Teori ini dipelopori oleh Schopenhauer (1788-1860) yang berpendapat bahwa bayi manusia sejak lahir telah dianugerahi bekal bakat potensi baik dan buruk. Menurut teori ini, anak yang sudah membawa potensi jahat akan menjadi jahat nantinya dan sebaliknya anak yang membawa potensi baik akan menjadi baik pula. Oleh karena itu faktor yang mempengaruhi pertumbuhannya adalah dari dalam diri peserta didik itu sendiri, sementara pengalaman dari lingkungan tidak akan mempengaruhi pertumbuhan dan perkembangannya. Sehingga teori nativisme merupakan teori yang menganggap bahwa pertumbuhan dan perkembangan individu semata-mata ditentukan oleh faktor pembawaanya yaitu aneka potensi.
b.      Empirisme.
Teori yang dipelopori oleh John Locke ini berpendapat bahwa perkembangan anak tergantung dari pengalamannya, sedangkan pembawaannya tidaklah penting. Istilah lain dari empirisme adalah enviromentalisme, sebab aliran ini menekankan pengalaman empiris yang berupa rangsangan yang berasal dari lingkungan (environment). Teori ini oleh pemikir-pemikir berikutnya banyak dikritik dan dikoreksi, karena teori ini dianggap berat sebelah yang hanya mementingkan faktor pengalaman semata tanpa memperhatikan faktor bakat individu.
c.       Naturalisme.
Teori yang dipelopori oleh J.J.Rousseau ini berpendapat bahwa anak sejak lahir telah membawa potensi baik, adapun sifat-sifat jahat itu disebabkan oleh pengaruh negative dari masyarakat yang memang sudah rusak atau jahat. Agar anak tetap menjadi baik maka anak tersebut sejak kecil harus dipisahkan dari pengaruh masyarakat. Akibat pandangan dan sikap tersebut maka aliran ini juga dikenal dengan istilah teori Negativisme. Dalam bukunya yang berjudul Emile, J.J. Rousseau menceritakan bagaimana pendidikan harus dilakukan oleh seorang pendidik kepada peserta didik secara individual dengan cara menjauhkan peserta didik dari segala keburukan masyarakat yang serba dibuat-buat (artificical) sehingga segenap potensi kebaikan pada diri anak sebagai peserta didik bisa berkembang secara bebas, alamiah, dan spontan.

d.      Konvergensi.
Teori ini mencoba untuk mensintesiskan teori-teori yang telah disebutkan di atas. Teori yang dipelopori oleh William Stern ini beranggapan bahwa pertumbuhan dan perkembangan anak disamping dipengaruhi oleh faktor internal juga dipengaruhi factor pengalaman.

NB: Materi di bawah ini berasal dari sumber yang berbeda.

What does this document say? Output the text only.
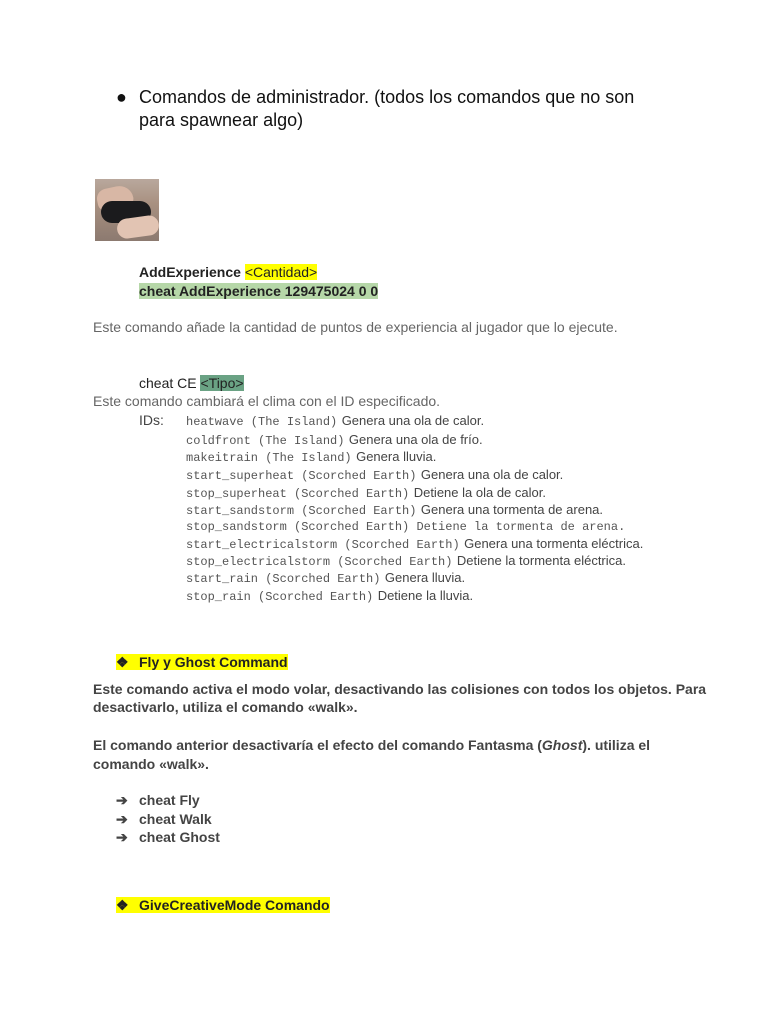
● Comandos de administrador. (todos los comandos que no son para spawnear algo)
AddExperience <Cantidad>
cheat AddExperience 129475024 0 0
Este comando añade la cantidad de puntos de experiencia al jugador que lo ejecute.
cheat CE <Tipo>
Este comando cambiará el clima con el ID especificado.
IDs: heatwave (The Island) Genera una ola de calor.
coldfront (The Island) Genera una ola de frío.
makeitrain (The Island) Genera lluvia.
start_superheat (Scorched Earth) Genera una ola de calor.
stop_superheat (Scorched Earth) Detiene la ola de calor.
start_sandstorm (Scorched Earth) Genera una tormenta de arena.
stop_sandstorm (Scorched Earth) Detiene la tormenta de arena.
start_electricalstorm (Scorched Earth) Genera una tormenta eléctrica.
stop_electricalstorm (Scorched Earth) Detiene la tormenta eléctrica.
start_rain (Scorched Earth) Genera lluvia.
stop_rain (Scorched Earth) Detiene la lluvia.
❖ Fly y Ghost Command
Este comando activa el modo volar, desactivando las colisiones con todos los objetos. Para
desactivarlo, utiliza el comando «walk».
El comando anterior desactivaría el efecto del comando Fantasma (Ghost). utiliza el
comando «walk».
➔ cheat Fly
➔ cheat Walk
➔ cheat Ghost
❖ GiveCreativeMode Comando
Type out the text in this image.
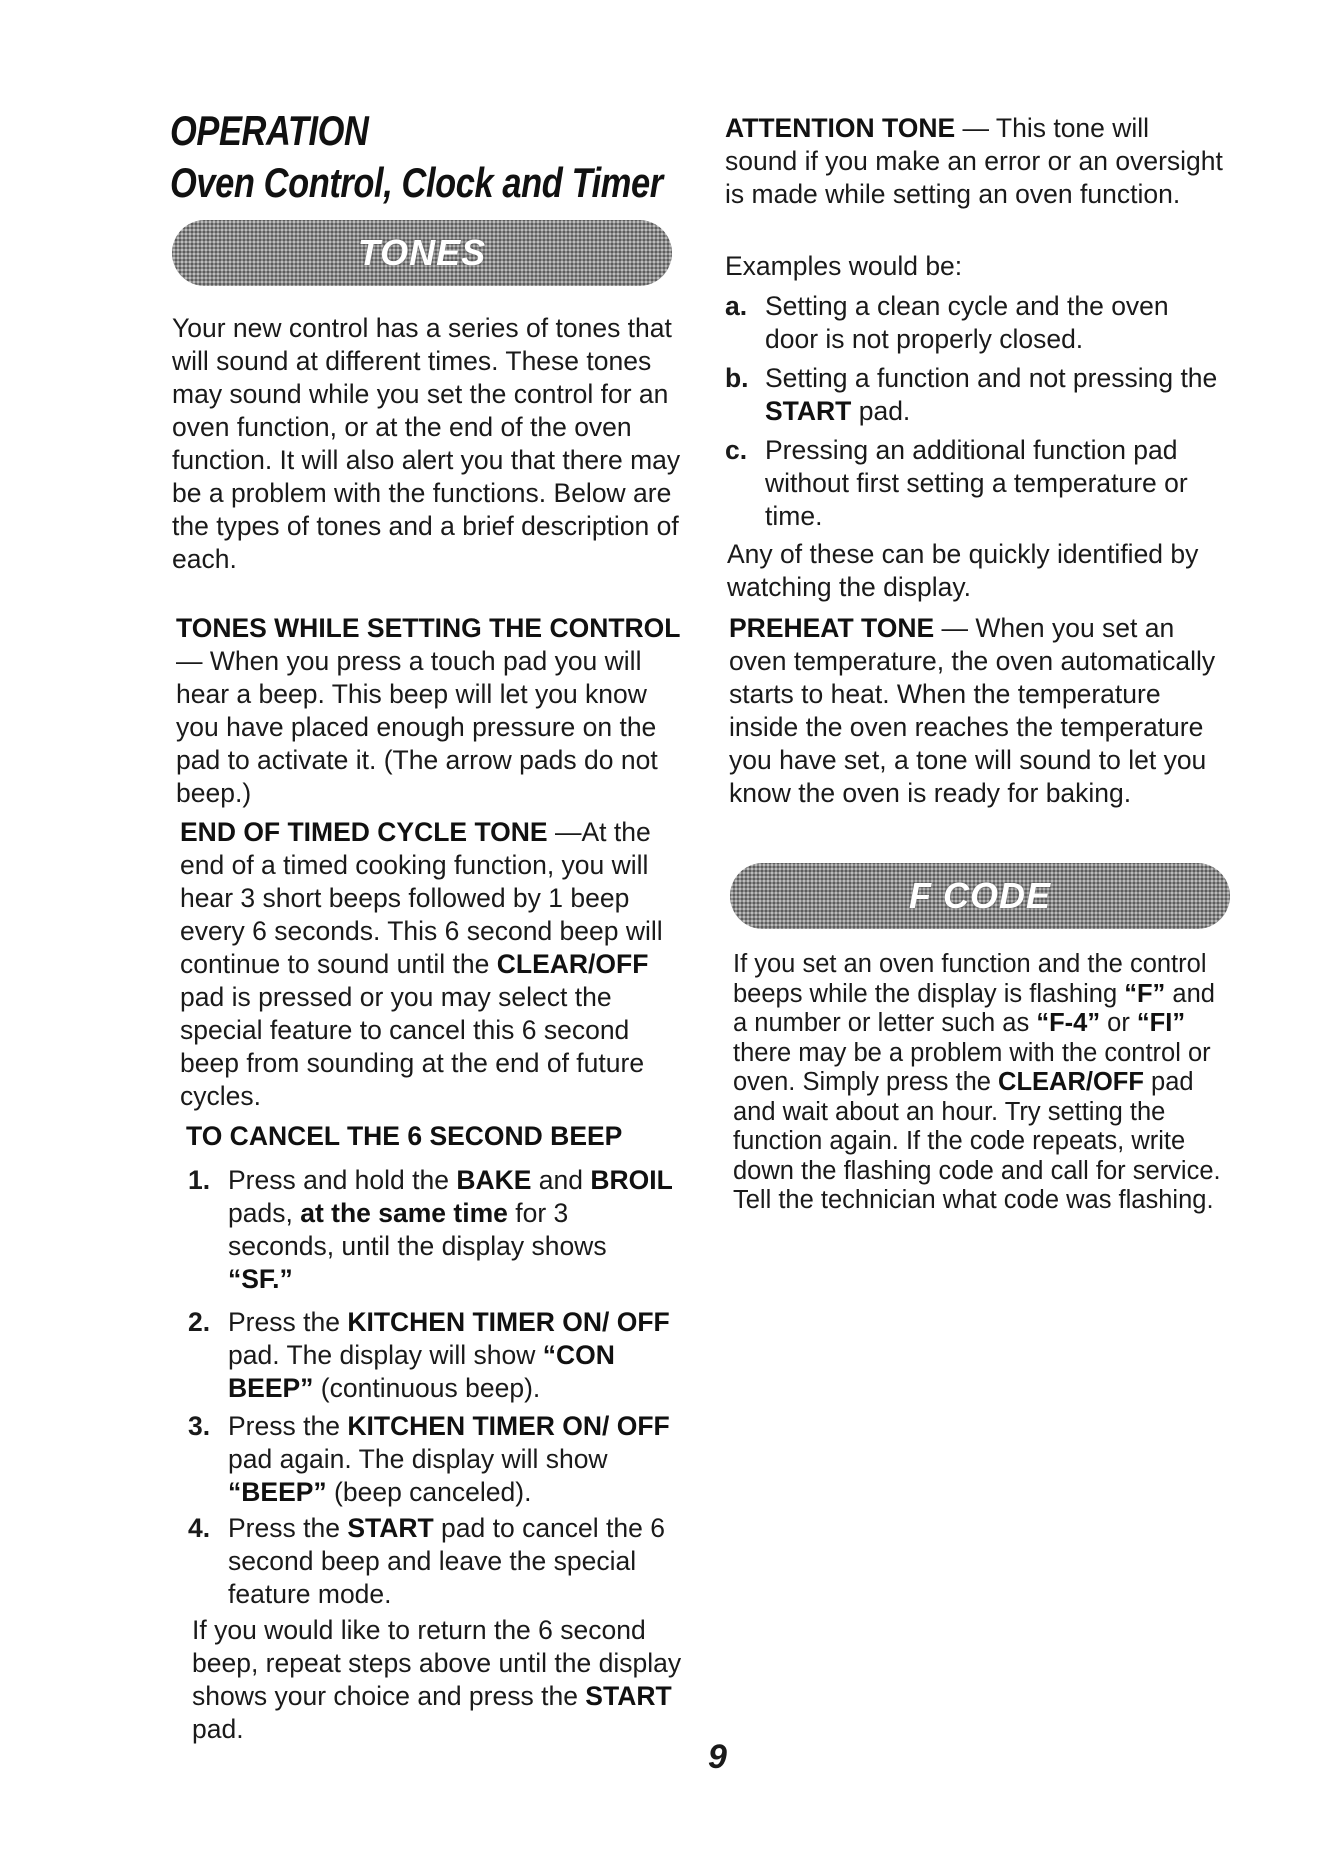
OPERATION
Oven Control, Clock and Timer
TONES

Your new control has a series of tones that will sound at different times. These tones may sound while you set the control for an oven function, or at the end of the oven function. It will also alert you that there may be a problem with the functions. Below are the types of tones and a brief description of each.

TONES WHILE SETTING THE CONTROL — When you press a touch pad you will hear a beep. This beep will let you know you have placed enough pressure on the pad to activate it. (The arrow pads do not beep.)

END OF TIMED CYCLE TONE —At the end of a timed cooking function, you will hear 3 short beeps followed by 1 beep every 6 seconds. This 6 second beep will continue to sound until the CLEAR/OFF pad is pressed or you may select the special feature to cancel this 6 second beep from sounding at the end of future cycles.

TO CANCEL THE 6 SECOND BEEP

1. Press and hold the BAKE and BROIL pads, at the same time for 3 seconds, until the display shows “SF.”
2. Press the KITCHEN TIMER ON/ OFF pad. The display will show “CON BEEP” (continuous beep).
3. Press the KITCHEN TIMER ON/ OFF pad again. The display will show “BEEP” (beep canceled).
4. Press the START pad to cancel the 6 second beep and leave the special feature mode.

If you would like to return the 6 second beep, repeat steps above until the display shows your choice and press the START pad.

ATTENTION TONE — This tone will sound if you make an error or an oversight is made while setting an oven function.

Examples would be:

a. Setting a clean cycle and the oven door is not properly closed.
b. Setting a function and not pressing the START pad.
c. Pressing an additional function pad without first setting a temperature or time.

Any of these can be quickly identified by watching the display.

PREHEAT TONE — When you set an oven temperature, the oven automatically starts to heat. When the temperature inside the oven reaches the temperature you have set, a tone will sound to let you know the oven is ready for baking.

F CODE

If you set an oven function and the control beeps while the display is flashing “F” and a number or letter such as “F-4” or “FI” there may be a problem with the control or oven. Simply press the CLEAR/OFF pad and wait about an hour. Try setting the function again. If the code repeats, write down the flashing code and call for service. Tell the technician what code was flashing.

9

Implikasi dari teori ini adalah :
a). Pendidikan mungkin dilaksanakan
b). Pendidikan diartikan sebagai pertolongan yang diberikan lingkungan pada anak didik untuk mengembangkan potensi yang baik dan mencegah potensi buruk.
Yang membatasi pendidikan adalah pembawaan dan lingkungan.Teori ini disebut sebagai konvergensi karena menggabungkan aliran-aliran sebelumnya menjadi memusat. Namun demikian teori ini dianggap masih menyisakan permasalahan karena dianggap tidak bisa menjelaskan lebih lanjut dinamika pertemuan dua faktor bawaan dan lingkungan. Variasi strategi dalam pelaksanaan pendidikan dan pemebelajaran menurut Umar Tirtarahardja dan  La Sulo (1994) aneka variasi strategi tersebut dikenal dengan nama strategi disposisional, strategi fenomenolgis, strategi behavioral, dan strategi psikodinamik.

4.        Teori Perkembangan Fisik Peserta Didik.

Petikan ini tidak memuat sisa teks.